Player with only one hand gets preferred walk-on offer from UF
Published: Friday, August 16, 2013 at 9:15 p.m.
Last Modified: Friday, August 16, 2013 at 9:15 p.m.
On the basketball court, Zach Hodskins said he doesn't think of himself as different from any player he faces.
"It just feels like home out there," Hodskins said. "I love the game. It just makes me dedicated to try to work that much harder in the gym to get better each time that I play."
Years of toil and sweat were rewarded when Hodskins, 17, was offered a preferred walk-on spot to play at Florida. But that's not the best part of the story. Hodskins was born with his left arm rounded off at the elbow, rising to the level of a Division I prospect while playing without a left hand.
Going into his senior year at Milton High in Alpharetta, Ga., Hodskins said he has yet to receive any full scholarship offers. As a preferred walk-on, Hodskins would make the 2014-15 Gator roster without having to try out.
"Florida is the main choice right now, for sure," Hodskins said.
An online video at ScoutsFocus.com shows why UF offered Hodskins a preferred walk-on spot. It showcased the 6-foot-2 guard's various skills, which included behind-the-back passes, driving baskets in the lane and deep-shooting range with pretty rotation on his shot.
"There's really not much I can't do that anyone else on the court can do," Hodskins said.
Hodskins admitted that opponents who see him for the first time often underestimate him. He uses it to his advantage.
"If they've never seen me before, they'll take a few steps back," Hodskins said. "Once I start hitting a few shots, though, then they know that they have to guard me straight up."
Hodskins averaged a shade more than eight points per game last season at Milton High. His coach last season, Van Keys, described Hodskins as a "gym rat."
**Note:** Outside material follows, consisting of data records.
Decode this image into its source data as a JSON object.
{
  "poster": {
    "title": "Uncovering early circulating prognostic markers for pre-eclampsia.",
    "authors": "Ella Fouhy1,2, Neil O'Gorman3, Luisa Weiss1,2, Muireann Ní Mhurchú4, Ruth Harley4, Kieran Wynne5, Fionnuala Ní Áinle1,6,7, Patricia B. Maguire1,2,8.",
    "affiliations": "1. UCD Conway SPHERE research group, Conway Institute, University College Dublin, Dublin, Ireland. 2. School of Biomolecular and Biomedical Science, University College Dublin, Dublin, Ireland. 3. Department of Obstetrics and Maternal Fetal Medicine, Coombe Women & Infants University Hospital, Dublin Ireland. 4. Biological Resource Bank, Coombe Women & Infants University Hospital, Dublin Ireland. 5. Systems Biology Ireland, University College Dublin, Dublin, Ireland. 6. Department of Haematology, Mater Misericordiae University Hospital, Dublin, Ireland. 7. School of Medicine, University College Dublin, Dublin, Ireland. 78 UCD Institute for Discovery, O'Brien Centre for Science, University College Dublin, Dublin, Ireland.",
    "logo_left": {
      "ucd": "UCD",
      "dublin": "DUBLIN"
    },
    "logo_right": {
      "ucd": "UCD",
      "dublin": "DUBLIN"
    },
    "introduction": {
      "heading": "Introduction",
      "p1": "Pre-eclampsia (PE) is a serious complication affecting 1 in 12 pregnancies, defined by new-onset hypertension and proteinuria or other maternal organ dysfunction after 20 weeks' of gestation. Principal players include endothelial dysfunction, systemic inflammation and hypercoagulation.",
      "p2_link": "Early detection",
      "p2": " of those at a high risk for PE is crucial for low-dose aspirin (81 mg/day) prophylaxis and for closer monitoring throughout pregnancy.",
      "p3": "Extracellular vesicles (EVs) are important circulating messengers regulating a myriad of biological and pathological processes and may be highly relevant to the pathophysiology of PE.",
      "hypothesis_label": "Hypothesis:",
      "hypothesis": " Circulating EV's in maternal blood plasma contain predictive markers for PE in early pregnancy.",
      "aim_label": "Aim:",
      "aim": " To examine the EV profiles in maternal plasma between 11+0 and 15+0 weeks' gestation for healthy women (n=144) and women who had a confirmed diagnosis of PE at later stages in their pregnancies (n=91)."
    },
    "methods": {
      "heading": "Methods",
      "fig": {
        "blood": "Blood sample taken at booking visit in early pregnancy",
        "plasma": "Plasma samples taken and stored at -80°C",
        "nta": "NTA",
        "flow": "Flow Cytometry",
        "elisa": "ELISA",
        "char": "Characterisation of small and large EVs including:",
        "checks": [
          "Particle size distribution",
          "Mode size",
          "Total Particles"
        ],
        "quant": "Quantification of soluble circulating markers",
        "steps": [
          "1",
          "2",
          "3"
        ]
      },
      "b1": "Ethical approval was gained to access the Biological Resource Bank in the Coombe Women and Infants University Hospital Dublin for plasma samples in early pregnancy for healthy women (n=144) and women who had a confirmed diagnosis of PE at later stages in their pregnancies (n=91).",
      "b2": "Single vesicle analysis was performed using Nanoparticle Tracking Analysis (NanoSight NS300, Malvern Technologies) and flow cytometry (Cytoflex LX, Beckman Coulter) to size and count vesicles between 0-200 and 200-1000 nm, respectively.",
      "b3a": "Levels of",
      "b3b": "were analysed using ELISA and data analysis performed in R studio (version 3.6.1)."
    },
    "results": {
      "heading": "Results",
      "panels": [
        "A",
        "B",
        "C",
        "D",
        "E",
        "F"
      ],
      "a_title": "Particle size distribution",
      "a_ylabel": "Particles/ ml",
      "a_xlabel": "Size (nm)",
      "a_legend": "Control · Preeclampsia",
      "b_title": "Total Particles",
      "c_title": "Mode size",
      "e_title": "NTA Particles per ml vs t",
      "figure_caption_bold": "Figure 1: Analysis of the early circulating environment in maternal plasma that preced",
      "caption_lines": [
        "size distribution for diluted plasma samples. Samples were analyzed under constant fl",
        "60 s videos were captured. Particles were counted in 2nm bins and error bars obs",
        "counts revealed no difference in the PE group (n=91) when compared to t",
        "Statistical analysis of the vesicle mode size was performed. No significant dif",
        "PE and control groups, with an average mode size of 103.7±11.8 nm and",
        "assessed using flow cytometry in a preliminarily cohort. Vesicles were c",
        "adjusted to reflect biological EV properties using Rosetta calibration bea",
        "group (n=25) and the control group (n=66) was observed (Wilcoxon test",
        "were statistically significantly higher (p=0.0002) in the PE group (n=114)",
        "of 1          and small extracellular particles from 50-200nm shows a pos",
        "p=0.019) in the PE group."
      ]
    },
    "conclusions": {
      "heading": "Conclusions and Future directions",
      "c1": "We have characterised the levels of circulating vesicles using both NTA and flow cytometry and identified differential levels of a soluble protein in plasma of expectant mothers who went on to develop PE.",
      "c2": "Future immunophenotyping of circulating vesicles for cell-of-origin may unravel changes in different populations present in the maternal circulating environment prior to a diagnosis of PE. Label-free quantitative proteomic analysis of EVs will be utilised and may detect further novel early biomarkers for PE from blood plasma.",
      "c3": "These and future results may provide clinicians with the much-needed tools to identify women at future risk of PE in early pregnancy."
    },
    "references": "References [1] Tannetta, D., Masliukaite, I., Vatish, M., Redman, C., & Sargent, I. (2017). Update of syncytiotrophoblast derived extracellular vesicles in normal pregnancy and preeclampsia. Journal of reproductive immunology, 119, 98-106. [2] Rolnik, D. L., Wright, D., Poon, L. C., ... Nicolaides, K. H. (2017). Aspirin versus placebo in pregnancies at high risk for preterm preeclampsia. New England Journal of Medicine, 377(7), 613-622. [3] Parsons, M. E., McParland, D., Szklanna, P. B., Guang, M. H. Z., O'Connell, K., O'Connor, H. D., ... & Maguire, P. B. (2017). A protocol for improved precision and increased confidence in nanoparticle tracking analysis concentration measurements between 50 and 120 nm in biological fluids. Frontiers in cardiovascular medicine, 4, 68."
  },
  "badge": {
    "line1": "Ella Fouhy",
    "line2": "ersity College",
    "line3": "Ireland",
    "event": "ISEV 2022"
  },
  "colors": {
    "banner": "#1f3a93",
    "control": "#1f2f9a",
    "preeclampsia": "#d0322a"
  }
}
"He's certainly adapted to where he can do the same things anyone else can do on the court, if not better," Keys said. "He's a tough, hard-nosed kid. A deep shooter. One game, he hit seven 3-pointers in a row for us.
"He loves the game and he works to improve himself," Keys continued. "Never once has he asked to be treated any differently than anyone else in practice. He wants to earn everything he gets."
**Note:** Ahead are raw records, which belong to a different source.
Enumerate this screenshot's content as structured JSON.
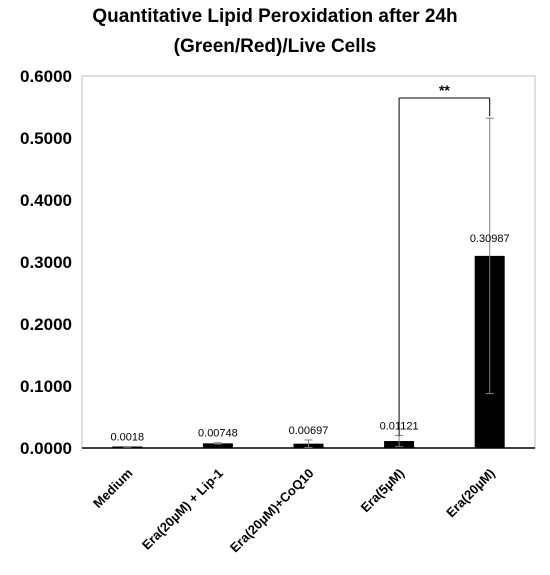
{
  "chart_data": {
    "type": "bar",
    "title": "Quantitative Lipid Peroxidation after 24h",
    "subtitle": "(Green/Red)/Live Cells",
    "categories": [
      "Medium",
      "Era(20µM) + Lip-1",
      "Era(20µM)+CoQ10",
      "Era(5µM)",
      "Era(20µM)"
    ],
    "values": [
      0.0018,
      0.00748,
      0.00697,
      0.01121,
      0.30987
    ],
    "value_labels": [
      "0.0018",
      "0.00748",
      "0.00697",
      "0.01121",
      "0.30987"
    ],
    "error": [
      0.0005,
      0.001,
      0.006,
      0.009,
      0.222
    ],
    "ylim": [
      0,
      0.6
    ],
    "yticks": [
      0,
      0.1,
      0.2,
      0.3,
      0.4,
      0.5,
      0.6
    ],
    "ytick_labels": [
      "0.0000",
      "0.1000",
      "0.2000",
      "0.3000",
      "0.4000",
      "0.5000",
      "0.6000"
    ],
    "bar_color": "#000000",
    "significance": {
      "from_index": 3,
      "to_index": 4,
      "label": "**"
    },
    "grid": false
  }
}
Hodskins said he knew this summer would be critical to his chances of landing a spot on a college team. Playing for the AAU's Tennessee Playmakers, Hodskins caught the attention of Florida assistant coach John Pelphrey in a matchup against Florida 2014 commitment Brandone Francis.
"I was able to score a couple of baskets over him." Hodskins said. "Then, I noticed coach Pelphrey in the stands again when we played Florida Elite and I was fortunate to have another good game against them."
That's when Pelphrey offered Hodskins the preferred walk-on spot. NCAA rules prohibit coaches from talking about incoming recruits until signing day.
"It's a dream come true," Hodskins said of the Florida offer. "Growing up in SEC country, I've always followed them."
Hodskins said his favorite Gator player growing up was Chandler Parsons and he recalled meeting him after Florida's SEC title-clinching win at Vanderbilt at the end of the 2011 season.
"I was probably the only fan in the building that went to the Florida side," Hodskins said. "I told him it was my dream to be a Division I player someday. He told me ‘It will happen, keep grinding.' "
If Hodskins ends up playing at Florida, he wouldn't be the first player with one hand to play Division I basketball. According to the website collegebasketballtalk.com, Kevin Laue, a 6-foot-10 center who also is without his left arm below the elbow, played three seasons at Manhattan through 2011-12.
Hodskins said he will continue to work hard to prepare for his goal of becoming a Division I basketball player.
"I just like to spend five, six hours a day, shooting baskets or playing pickup," Hodskins said. "I don't want to shortchange myself."